To me, it really doesn't make sense that Primary 4 children should face study pressures comparable to students in senior secondary grades. The pressures index for Form 4 and Form 5 stands at 3.28. Primary 4's, at 3.17, is just a shade lower. Why are we putting so much pressure on primary school kids? I can only explain it as the culture of trying to "win at the starting line". Unfortunately, trying to win at the starting line is often counterproductive. If kids lose their interest in studies, or cannot keep up with their studies, they become disheartened. Unhappy children without an interest in studies cannot win over the long run, let alone at the starting line.

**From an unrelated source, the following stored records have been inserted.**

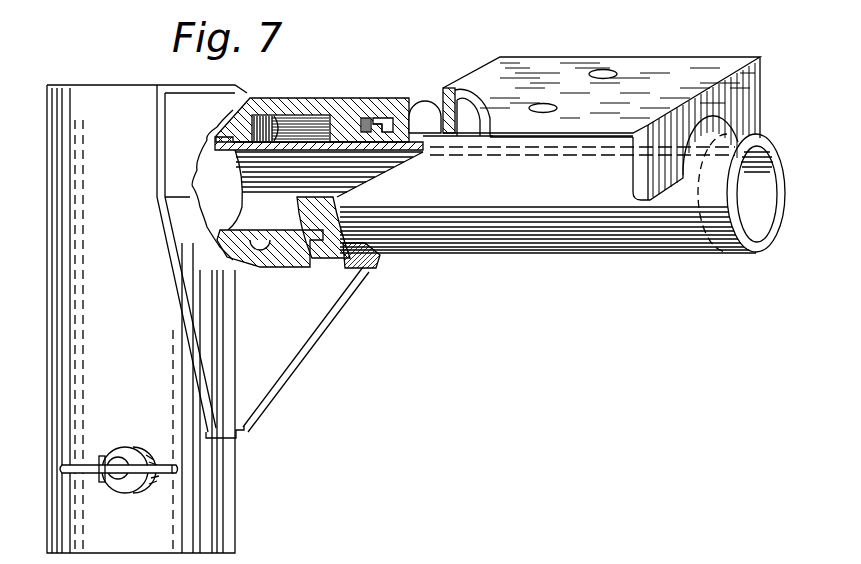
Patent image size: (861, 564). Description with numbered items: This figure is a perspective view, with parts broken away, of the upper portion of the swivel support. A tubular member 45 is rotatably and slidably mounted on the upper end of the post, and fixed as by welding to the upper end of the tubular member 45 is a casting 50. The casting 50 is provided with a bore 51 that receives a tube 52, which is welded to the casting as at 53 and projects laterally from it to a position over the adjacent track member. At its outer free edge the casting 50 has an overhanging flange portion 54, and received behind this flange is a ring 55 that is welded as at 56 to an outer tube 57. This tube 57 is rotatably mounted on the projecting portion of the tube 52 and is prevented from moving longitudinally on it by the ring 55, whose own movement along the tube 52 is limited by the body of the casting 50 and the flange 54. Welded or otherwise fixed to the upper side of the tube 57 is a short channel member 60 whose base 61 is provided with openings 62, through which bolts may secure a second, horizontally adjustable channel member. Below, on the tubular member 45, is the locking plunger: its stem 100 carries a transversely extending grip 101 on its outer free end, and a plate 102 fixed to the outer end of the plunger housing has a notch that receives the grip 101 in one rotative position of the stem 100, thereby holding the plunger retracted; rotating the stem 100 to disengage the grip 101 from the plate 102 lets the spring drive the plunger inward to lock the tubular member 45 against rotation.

The tubular member 45 is at (67, 395).
The casting 50 is at (252, 116).
The bore 51 is at (224, 146).
The tube 52 is at (291, 230).
The weld 53 is at (222, 236).
The overhanging flange portion 54 is at (418, 131).
The ring 55 is at (381, 121).
The weld 56 is at (357, 117).
The tube 57 is at (477, 150).
The channel member 60 is at (446, 94).
The base 61 is at (738, 64).
The openings 62 is at (568, 79).
The stem 100 is at (118, 476).
The grip 101 is at (162, 478).
The plate 102 is at (102, 454).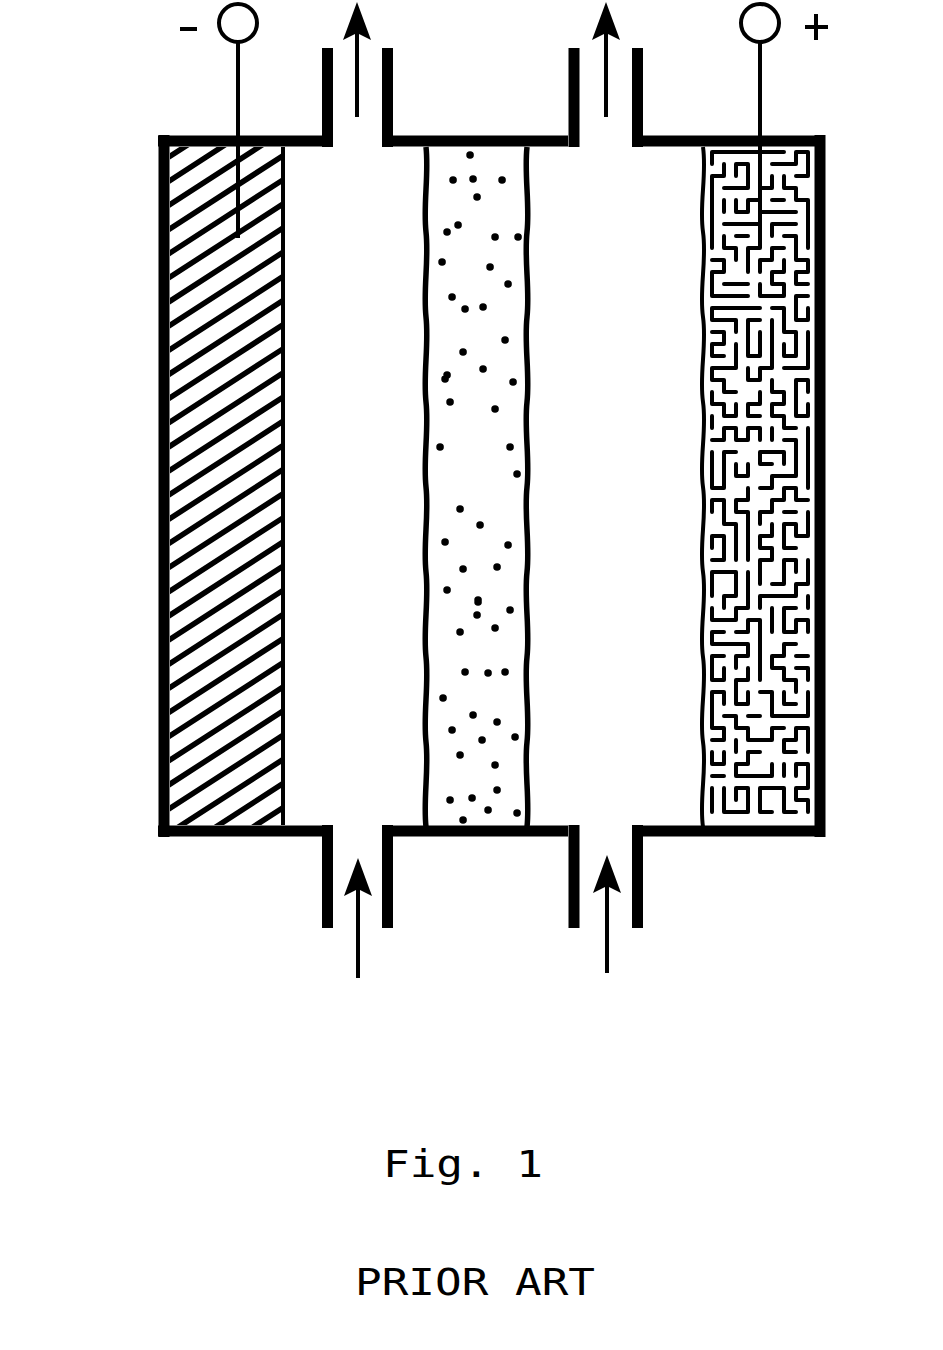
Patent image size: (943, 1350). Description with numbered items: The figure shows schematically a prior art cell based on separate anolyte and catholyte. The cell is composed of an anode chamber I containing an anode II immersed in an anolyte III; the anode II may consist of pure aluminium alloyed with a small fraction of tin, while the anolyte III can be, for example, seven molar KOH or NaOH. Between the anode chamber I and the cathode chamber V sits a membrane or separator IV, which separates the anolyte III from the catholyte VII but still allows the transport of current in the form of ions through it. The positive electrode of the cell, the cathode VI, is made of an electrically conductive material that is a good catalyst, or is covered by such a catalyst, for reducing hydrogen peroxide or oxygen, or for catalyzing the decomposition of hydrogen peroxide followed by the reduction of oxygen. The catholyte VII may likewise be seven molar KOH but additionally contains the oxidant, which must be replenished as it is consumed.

Fortunately, the survey shows that schools are generally much keener on promoting life education. Our survey on life education focuses on the intensity of activities in promoting the values of love, insight, fortitude, and engagement, and the indices rose across the board these activities will nurture the mental capital that will equip children with the needed mindset to face the challenges from life. It is known that pressures tend to undermine mental capital, so that measures of love, insight, fortitude, and engagement don't register a noticeable increase. But with surging pressures across the board, the fact that the mental capital measures stayed at a comparable level with those in the previous year should be the main reason behind the buoyant children happiness index.
Our results corroborate those reported by the Boys' and Girls' Clubs Association of Hong Kong in April this year. According to that report, the happiness of children aged 6 to 11 declined for the second year in a row.

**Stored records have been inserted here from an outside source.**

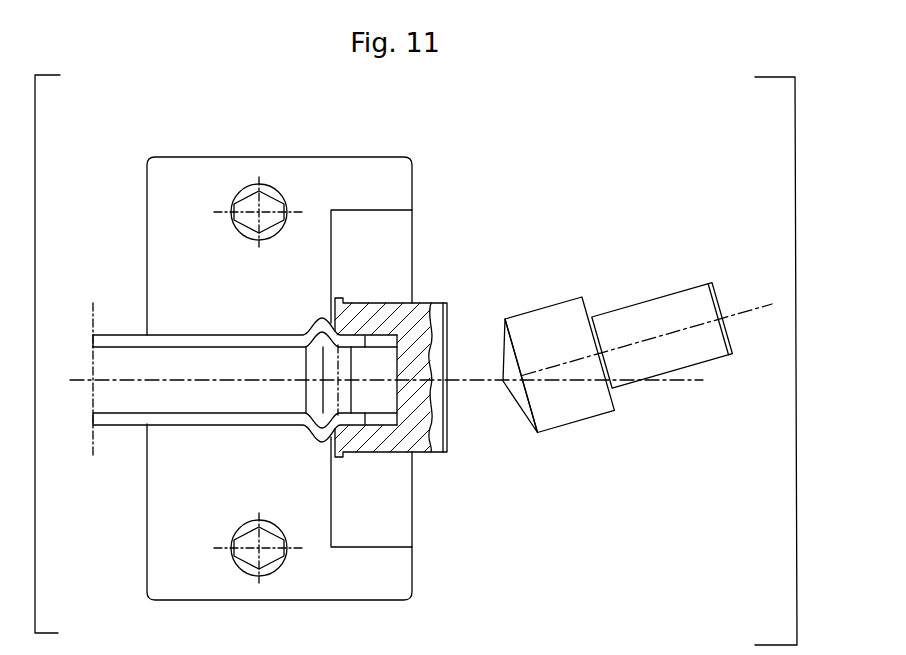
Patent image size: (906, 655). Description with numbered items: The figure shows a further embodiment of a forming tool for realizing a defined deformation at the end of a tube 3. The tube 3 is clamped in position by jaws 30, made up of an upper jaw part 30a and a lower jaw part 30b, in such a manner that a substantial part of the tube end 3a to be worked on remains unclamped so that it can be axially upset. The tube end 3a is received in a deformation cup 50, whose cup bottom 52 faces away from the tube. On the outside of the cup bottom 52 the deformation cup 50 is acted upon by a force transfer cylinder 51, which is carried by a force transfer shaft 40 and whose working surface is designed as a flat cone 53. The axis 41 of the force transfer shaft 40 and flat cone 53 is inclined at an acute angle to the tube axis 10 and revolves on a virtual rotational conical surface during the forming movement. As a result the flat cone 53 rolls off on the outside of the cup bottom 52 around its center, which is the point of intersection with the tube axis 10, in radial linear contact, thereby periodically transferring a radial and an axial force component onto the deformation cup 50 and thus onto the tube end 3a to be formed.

The jaws 30 is at (199, 150).
The jaw part 30a is at (162, 217).
The jaw part 30b is at (150, 540).
The tube 3 is at (97, 337).
The tube end 3a is at (367, 343).
The tube axis 10 is at (115, 382).
The deformation cup 50 is at (413, 317).
The cup bottom 52 is at (448, 443).
The flat cone 53 is at (503, 353).
The force transfer shaft 40 is at (658, 378).
The force transfer cylinder 51 is at (638, 300).
The axis 41 is at (752, 318).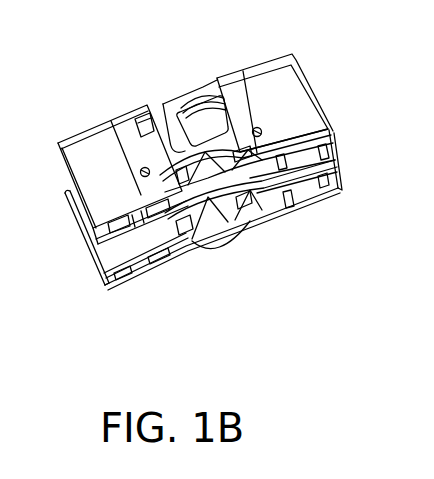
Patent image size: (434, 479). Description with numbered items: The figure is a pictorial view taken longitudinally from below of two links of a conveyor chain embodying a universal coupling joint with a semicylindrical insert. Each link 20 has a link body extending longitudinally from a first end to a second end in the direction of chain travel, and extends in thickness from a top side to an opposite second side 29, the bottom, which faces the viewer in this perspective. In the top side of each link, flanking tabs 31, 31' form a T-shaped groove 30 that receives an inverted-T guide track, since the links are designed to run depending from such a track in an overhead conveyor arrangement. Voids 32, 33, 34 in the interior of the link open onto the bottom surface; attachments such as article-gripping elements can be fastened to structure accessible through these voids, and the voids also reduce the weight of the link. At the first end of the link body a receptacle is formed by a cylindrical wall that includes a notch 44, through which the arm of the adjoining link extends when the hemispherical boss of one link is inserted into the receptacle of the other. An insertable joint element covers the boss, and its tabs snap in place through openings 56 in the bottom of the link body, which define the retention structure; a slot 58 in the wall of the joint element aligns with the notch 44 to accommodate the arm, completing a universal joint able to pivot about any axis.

The link 20 is at (60, 158).
The second side 29 is at (177, 262).
The T-shaped groove 30 is at (153, 109).
The tab 31 is at (120, 156).
The tab 31' is at (270, 93).
The void 32 is at (132, 270).
The void 33 is at (236, 228).
The void 34 is at (243, 204).
The notch 44 is at (180, 117).
The openings 56 is at (177, 160).
The slot 58 is at (193, 127).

While I am glad schools are promoting life education more than they did before, I am disappointed by the lack of emphasis on singing as a medium to promote life education. One early study in Psychology of Music (2002) concluded: "Both singing and listening to singing can alter the mood immediately after participation in a short singing session, and that some of these effects were evident in the POMS (Profile of Mood States Questionnaire) scores one week later." A 2013 study in the Journal of Positive Psychology found that people who listened to upbeat music could improve their moods and boost their happiness in just two weeks. The positive effects of singing do not show in our study, largely because singing as a medium to promote life education is relatively rare.
A recent article of mine in this column ("Parenting education should be part of the school curriculum"(Aug 7) complained about the lack of life education content in the Liberal Studies curriculum. Actually, in principle it should be included as the first module, Personal Development and Interpersonal Relationships, which should be all about life education. But past examination questions in the DSE actually de-emphasize this role of the module. Instead, questions related to the module include reasons behind youngsters smoking, comparing quality of life in different cities, etc., which do not confront the day-to-day challenges of youngsters. Analytical questions like this are more like social studies than about life education.
Children are Hong Kong's future. Only bright children will offer Hong Kong a bright future. Here I am referring not to high IQ, but to a bright mood and a positive attitude. Mr Lui Tim-leung, chairman of the Education Commission, hopes that the Happy Children Movement will shift parents' emphasis on "winning at the starting line" and on grades to focusing on personal growth and a happy growing-up. I wrote this in my last article. Let me repeat the plea.